The different faults are placed in these three categories:
- Pure Contributory Negligence: Even if the other driver had a fault percentage of 99, the driver would not get awarded anything if he/she played any part in the accident. Alabama, Maryland, North Carolina, Virginia, and Washington DC, are the states currently using this rule.
- Pure Comparative Fault: An award will always be due to the driver, but will be reduced by the percentage of the fault. AK, AZ, CA, FL, KY, LA, MS, MO, NM, NY, RI, SD, WA, are the states currently using this rule.
- Proportional Comparative Fault: The driver that is less responsible for the accident can collect for damages through share of fault, whereas the driver with the most fault would not collect anything. There is the version known as 50% Proportional Comparative fault which is when the eligibility of the driver finishes at 50% fault. If both drivers were equally responsible, none of the drivers will be able to collect. AR, CO, GA, ID, KS, ME, NE, ND, OK, TN, UT, WV are states currently using this rule.

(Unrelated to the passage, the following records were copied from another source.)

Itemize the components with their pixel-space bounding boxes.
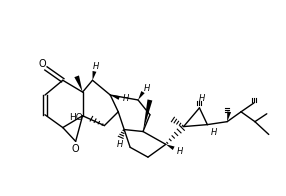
Polygon shape	[110, 95, 120, 100]
Polygon shape	[74, 75, 83, 92]
Text: H: H	[176, 147, 183, 156]
Text: HO: HO	[69, 113, 83, 122]
Text: H: H	[211, 128, 217, 137]
Text: H: H	[144, 84, 150, 93]
Polygon shape	[166, 144, 174, 150]
Text: H: H	[123, 94, 129, 103]
Polygon shape	[227, 111, 231, 122]
Text: O: O	[72, 144, 80, 154]
Text: O: O	[38, 59, 46, 69]
Polygon shape	[92, 71, 96, 80]
Polygon shape	[138, 91, 145, 100]
Text: H: H	[92, 62, 99, 71]
Text: H: H	[117, 140, 123, 149]
Polygon shape	[143, 99, 152, 132]
Text: H: H	[198, 93, 204, 103]
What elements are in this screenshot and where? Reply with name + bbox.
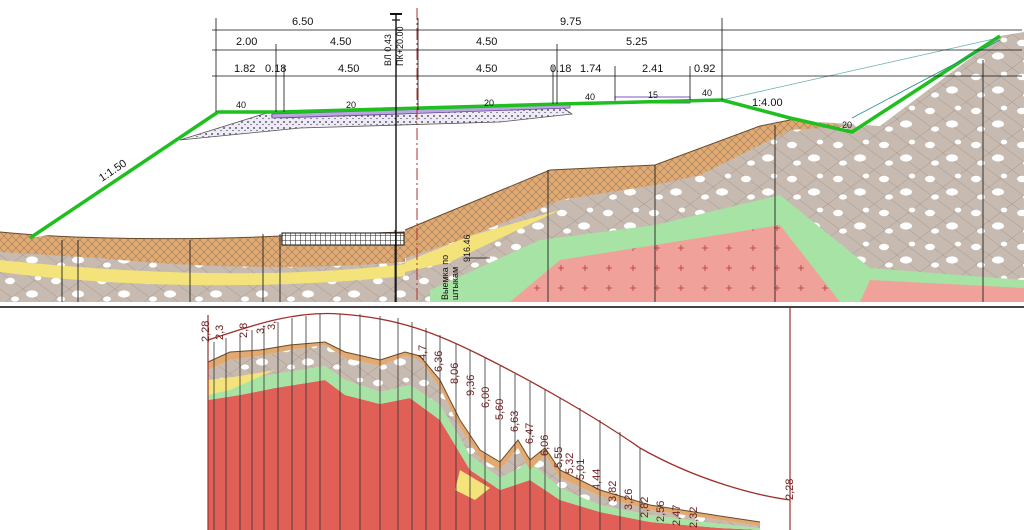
profile [207, 308, 791, 530]
profile-label: 3,26 [623, 489, 635, 510]
profile-stone-layer [208, 345, 760, 528]
design-grade-curve [207, 312, 791, 501]
profile-label: 6,00 [480, 387, 492, 408]
axis-note-2: штыкам [450, 267, 460, 300]
dim-low-7: 2.41 [642, 63, 663, 75]
profile-label: 3, [255, 325, 267, 334]
dim-mid-4: 5.25 [626, 36, 647, 48]
axis-level: 916.46 [462, 234, 472, 262]
svg-text:20: 20 [346, 100, 356, 110]
grade-marks: 40 20 20 40 15 40 20 [236, 88, 852, 130]
profile-label: 6,47 [524, 423, 536, 444]
profile-label: 4,7 [417, 345, 429, 360]
profile-labels: 2,28 2,3 2,8 3, 3,4,7 6,368,069,366,005,606,6… [200, 321, 796, 528]
profile-label: 5,01 [575, 459, 587, 480]
svg-text:40: 40 [236, 100, 246, 110]
svg-text:40: 40 [585, 92, 595, 102]
borehole-lines [61, 60, 984, 302]
dim-low-5: 0.18 [550, 63, 571, 75]
svg-text:20: 20 [484, 98, 494, 108]
dim-low-8: 0.92 [694, 63, 715, 75]
pole-label-2: ПК+20.00 [395, 27, 405, 67]
slope-right: 1:4.00 [752, 97, 783, 109]
profile-label: 2,47 [671, 505, 683, 526]
strata-right [404, 32, 1024, 302]
svg-text:20: 20 [842, 120, 852, 130]
profile-label: 9,36 [465, 375, 477, 396]
profile-label: 6,63 [509, 411, 521, 432]
profile-label: 6,36 [433, 351, 445, 372]
profile-label: 2,3 [214, 325, 226, 340]
profile-label: 2,56 [655, 501, 667, 522]
profile-label: 5,32 [564, 453, 576, 474]
profile-label: 2,32 [688, 507, 700, 528]
profile-label: 8,06 [449, 363, 461, 384]
design-surface [29, 34, 1001, 240]
dim-low-6: 1.74 [580, 63, 601, 75]
profile-label: 4,44 [591, 469, 603, 490]
dim-mid-2: 4.50 [330, 36, 351, 48]
dim-low-3: 4.50 [338, 63, 359, 75]
dim-mid-3: 4.50 [476, 36, 497, 48]
drainage-grid [281, 232, 405, 246]
dim-top-right: 9.75 [560, 16, 581, 28]
profile-label: 6,06 [539, 435, 551, 456]
dim-top-left: 6.50 [292, 16, 313, 28]
dim-low-4: 4.50 [476, 63, 497, 75]
profile-green-layer [208, 366, 760, 530]
dimension-lines [212, 18, 1022, 112]
axis-note-1: Выемка по [440, 255, 450, 300]
dim-mid-1: 2.00 [236, 36, 257, 48]
profile-label: 3, [266, 321, 278, 330]
station-lines [213, 314, 641, 530]
profile-label: 2,82 [639, 497, 651, 518]
profile-label: 2,28 [784, 479, 796, 500]
cross-section: 6.50 9.75 2.00 4.50 4.50 5.25 1.82 0.18 … [0, 8, 1024, 302]
svg-text:40: 40 [702, 88, 712, 98]
profile-red-layer [208, 380, 760, 530]
dim-low-2: 0.18 [265, 63, 286, 75]
dim-low-1: 1.82 [234, 63, 255, 75]
profile-ground-line [207, 341, 761, 523]
profile-label: 2,28 [200, 321, 212, 342]
profile-label: 5,60 [494, 399, 506, 420]
pole-label-1: ВЛ 0,43 [383, 34, 393, 66]
profile-label: 2,8 [238, 323, 250, 338]
dimension-texts: 6.50 9.75 2.00 4.50 4.50 5.25 1.82 0.18 … [234, 16, 715, 75]
svg-text:15: 15 [648, 90, 658, 100]
profile-label: 3,82 [607, 481, 619, 502]
profile-label: 5,55 [553, 447, 565, 468]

- Proportional Comparative Fault (51%): The eligibility of the driver finishes at 51% fault. Both parties will be able to collect if they were both equally responsible for the accident. CT, DE, HI, IL, IN, IA, MA, MI, MN, MT, NV, NH, NJ, OH, OR, PA, SC, TX, VT, WY, are the states currently using this rule.
By simply looking at which car was hit is not a way to determine which driver was at fault. Police reports will be examined by insurance companies and attorneys. They will review to see if any negligence was mentioned or citations, although citations are not a means in proving fault, but they can help in supporting evidence. The sequence of events that led to the crash can be established only by reliable witnesses. The decision of which driver was at fault is subjective. Always seek the help of a Miami personal injury lawyer if you have fallen victim to a car accident.
There are two types of accidents where the at fault driver is very apparent:
- Left turn collisions: These collisions typically happen because the driver trying to turn left tried to do so unsafely. There is always the slight possibility of the oncoming driver to have been speeding or running a red light, but these reckless behaviors should be spotted before the driver attempts to make a left turn.
- Rear-end collisions: These crashes make the driver who hit the car at fault because they did not follow the driving rules and regulation of allowing sufficient space between both cars. There could be a share in fault if the driver who was hit did not have functioning break lights, or another car hit the at fault driver causing them to hit the car.